Круиз золотой рыбки - страница 3



Вспоминая все это, я не заметила, как дошла до нашего кафе. Но теперь это заведение было не узнать, его выкупил новый предприниматель, провел реконструкцию, и, если бы не знакомая улица, я бы не признала этот "приют благородных девиц". Отдельные столики – не столики уже, а столы с дубовыми скамейками, прям как в лучших фильмах про столичную богему, сбоку экран, как в стоматологической кинике доктора Сверлова, стойка с барменом, протирающем высокие стаканы, набор бутылок на полках за его спиной. Ёж твою мать! Это все навевало ностальгию по старым временам. Когда тут драки случались каждую пятницу, лишь солнце закатится, а нож мог запросто распороть рубашку вместе с животом.

Алина сидела за столиком в углу. Я подошла, кинула сумочку на сиденье, взглянула пытливо на предательницу.

– Привет, – сказала я, растянув губы в подобие светской улыбки, подсмотренной в одном из зарубежных сериалов.

– Привет, Ульянка. Садись, не отсвечивай. Сейчас нам кофе принесут, я уже заказала.

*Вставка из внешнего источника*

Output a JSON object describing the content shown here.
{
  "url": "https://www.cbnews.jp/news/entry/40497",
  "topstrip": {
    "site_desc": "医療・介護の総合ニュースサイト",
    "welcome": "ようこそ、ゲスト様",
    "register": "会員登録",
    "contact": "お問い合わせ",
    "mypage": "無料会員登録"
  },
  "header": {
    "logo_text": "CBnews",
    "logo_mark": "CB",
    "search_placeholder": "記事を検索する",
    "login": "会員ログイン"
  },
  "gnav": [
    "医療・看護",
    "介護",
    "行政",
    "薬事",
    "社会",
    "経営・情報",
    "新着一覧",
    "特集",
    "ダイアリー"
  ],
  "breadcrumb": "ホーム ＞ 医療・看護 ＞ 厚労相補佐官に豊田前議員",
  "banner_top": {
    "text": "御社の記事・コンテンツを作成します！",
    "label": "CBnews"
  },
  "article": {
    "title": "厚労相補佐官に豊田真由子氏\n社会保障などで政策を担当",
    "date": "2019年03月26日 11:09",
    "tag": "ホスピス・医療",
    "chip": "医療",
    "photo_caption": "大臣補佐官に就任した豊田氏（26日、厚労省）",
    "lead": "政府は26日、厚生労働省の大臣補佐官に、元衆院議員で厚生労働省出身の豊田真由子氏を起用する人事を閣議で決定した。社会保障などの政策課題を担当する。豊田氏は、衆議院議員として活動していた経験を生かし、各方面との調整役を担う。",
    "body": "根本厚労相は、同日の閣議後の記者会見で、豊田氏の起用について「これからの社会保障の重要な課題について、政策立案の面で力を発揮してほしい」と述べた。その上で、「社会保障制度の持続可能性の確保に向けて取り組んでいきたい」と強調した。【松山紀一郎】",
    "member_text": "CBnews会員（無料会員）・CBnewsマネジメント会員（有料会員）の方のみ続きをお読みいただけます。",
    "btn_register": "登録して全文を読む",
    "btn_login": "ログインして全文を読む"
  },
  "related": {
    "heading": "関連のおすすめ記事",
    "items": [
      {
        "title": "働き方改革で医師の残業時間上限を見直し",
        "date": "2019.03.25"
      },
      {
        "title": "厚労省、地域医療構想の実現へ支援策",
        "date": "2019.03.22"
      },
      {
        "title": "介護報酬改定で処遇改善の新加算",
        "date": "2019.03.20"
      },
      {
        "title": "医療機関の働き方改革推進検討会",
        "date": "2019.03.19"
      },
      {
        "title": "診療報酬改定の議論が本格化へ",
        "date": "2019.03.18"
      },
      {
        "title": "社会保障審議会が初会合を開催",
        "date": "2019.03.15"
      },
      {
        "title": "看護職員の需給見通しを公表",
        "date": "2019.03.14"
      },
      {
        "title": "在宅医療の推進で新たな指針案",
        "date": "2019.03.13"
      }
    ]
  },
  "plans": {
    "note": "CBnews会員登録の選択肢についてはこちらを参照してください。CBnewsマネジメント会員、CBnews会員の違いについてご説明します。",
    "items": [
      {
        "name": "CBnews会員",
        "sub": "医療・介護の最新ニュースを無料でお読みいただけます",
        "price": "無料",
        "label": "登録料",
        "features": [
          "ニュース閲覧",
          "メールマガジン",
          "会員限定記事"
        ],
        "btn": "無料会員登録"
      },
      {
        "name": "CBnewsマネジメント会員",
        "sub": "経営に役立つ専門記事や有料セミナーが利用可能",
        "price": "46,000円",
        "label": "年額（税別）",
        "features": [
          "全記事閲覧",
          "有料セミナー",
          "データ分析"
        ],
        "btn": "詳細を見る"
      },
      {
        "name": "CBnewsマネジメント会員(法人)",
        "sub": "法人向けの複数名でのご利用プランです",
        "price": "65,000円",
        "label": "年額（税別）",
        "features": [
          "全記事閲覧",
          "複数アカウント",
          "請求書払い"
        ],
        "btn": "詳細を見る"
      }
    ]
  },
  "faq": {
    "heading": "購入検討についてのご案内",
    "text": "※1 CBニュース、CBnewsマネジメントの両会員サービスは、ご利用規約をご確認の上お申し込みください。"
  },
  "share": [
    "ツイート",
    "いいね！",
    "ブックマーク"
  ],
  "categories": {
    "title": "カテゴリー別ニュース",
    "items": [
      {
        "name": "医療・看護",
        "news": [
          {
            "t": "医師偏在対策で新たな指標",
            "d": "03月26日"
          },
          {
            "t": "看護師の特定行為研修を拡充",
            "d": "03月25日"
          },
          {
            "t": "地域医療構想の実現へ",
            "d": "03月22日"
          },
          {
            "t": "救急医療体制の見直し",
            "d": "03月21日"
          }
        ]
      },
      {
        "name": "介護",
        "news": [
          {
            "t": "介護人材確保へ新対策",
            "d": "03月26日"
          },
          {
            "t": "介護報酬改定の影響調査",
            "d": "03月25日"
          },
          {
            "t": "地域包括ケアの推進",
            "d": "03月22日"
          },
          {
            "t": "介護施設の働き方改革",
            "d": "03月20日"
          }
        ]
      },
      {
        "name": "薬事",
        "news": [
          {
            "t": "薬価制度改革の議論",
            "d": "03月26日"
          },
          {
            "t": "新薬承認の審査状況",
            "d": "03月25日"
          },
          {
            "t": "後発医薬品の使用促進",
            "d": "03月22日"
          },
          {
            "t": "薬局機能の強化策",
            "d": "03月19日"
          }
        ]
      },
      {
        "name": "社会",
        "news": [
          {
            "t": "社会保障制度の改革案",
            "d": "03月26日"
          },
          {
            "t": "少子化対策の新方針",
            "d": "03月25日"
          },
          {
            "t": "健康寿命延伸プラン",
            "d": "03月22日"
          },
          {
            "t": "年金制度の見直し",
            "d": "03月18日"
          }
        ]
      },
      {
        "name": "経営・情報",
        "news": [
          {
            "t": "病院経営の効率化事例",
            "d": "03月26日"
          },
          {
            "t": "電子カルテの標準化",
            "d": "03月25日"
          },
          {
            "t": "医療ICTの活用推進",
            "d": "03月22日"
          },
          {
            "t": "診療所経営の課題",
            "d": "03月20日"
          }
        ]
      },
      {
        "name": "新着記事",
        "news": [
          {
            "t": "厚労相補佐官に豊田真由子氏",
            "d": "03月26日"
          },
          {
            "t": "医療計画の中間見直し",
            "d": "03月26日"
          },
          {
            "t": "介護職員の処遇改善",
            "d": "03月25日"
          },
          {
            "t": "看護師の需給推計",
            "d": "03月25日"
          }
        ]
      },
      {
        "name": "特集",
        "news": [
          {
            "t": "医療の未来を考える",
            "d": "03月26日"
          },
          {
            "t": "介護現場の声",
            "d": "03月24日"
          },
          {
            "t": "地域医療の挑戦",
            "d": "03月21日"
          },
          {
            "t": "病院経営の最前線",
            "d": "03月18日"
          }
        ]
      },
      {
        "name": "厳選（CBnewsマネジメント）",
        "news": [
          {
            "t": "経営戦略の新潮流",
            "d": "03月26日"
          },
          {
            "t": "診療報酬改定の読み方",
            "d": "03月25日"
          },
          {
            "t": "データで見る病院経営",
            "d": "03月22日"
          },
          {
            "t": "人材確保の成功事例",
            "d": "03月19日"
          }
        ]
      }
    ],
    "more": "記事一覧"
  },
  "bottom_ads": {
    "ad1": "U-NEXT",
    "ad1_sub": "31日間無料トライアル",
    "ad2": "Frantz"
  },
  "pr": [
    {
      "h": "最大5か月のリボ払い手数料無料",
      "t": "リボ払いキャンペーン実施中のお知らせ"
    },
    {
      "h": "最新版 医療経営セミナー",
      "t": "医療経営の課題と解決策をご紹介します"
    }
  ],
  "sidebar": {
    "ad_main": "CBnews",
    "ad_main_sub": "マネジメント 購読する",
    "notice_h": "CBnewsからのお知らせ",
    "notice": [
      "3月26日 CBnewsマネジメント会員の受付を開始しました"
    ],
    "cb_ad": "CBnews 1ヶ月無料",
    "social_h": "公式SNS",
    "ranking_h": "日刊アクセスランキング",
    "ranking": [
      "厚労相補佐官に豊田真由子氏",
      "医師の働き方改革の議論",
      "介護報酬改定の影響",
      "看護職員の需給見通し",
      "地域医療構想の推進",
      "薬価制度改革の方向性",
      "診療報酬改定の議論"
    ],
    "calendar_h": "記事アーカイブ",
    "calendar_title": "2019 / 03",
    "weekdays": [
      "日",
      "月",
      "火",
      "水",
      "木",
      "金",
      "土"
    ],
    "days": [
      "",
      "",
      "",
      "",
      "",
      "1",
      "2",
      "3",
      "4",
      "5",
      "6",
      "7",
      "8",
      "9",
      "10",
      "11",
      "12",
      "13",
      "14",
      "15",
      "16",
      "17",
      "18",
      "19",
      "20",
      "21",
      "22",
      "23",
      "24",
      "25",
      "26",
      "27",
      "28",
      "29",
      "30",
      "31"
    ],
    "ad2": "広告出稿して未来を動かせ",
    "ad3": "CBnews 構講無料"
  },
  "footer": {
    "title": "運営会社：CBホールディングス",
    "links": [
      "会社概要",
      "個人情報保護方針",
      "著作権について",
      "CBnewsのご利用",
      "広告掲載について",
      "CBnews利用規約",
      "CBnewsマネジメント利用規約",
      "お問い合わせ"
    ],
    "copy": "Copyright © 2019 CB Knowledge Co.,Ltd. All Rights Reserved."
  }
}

– А поворотись-ка сынку, – потребовала я. Это тоже был наш давнишний ритуал: давать оценку одна другой. Алина встала. Выглядела она сногсшибательно, одета по последнему воплю моды. На ней были модные брючки, легкая блузка до пупка, а уж босоножки на ногах наверняка стоили бешеных денег. Стрижка, впрочем, у нас была одинаковая, я свою сделала на прошлой неделе, увидев ее на сайте в Интернете, причем стригла меня мама, в то время, как бабушка суетилась вокруг нас, помогая советами. Надо отдать Алине должное – она не стала делать эффектных пауз, чтобы дать мне возможность высказать восторги по поводу ее вида.

– Хорошо смотришься.

– Ты тоже ничего, – вяло отреагировала она, в свою очередь посмотрев на меня. Это она из вежливости меня похвалила. На мне были джинсы и футболка и надписью на французском языке. Несмотря на то, что моя маман преподавала этот язык, я его не знала. В школе у нас был английский, а учить себя родной маме я просто не позволила. Волосы я до последней поры прихватывала резинкой в хвостик, так очень удобно: не лезут на глаза, но вид от этого становится как у троечницы с задней парты. Правда, в последнее время, задумавшись о том, почему шеф во мне не видит девушку, а видит только сотрудницу, я стала больше внимания уделять своей внешности. Но заметил это только Сашка, наблюдательный он паренек, что и говорить.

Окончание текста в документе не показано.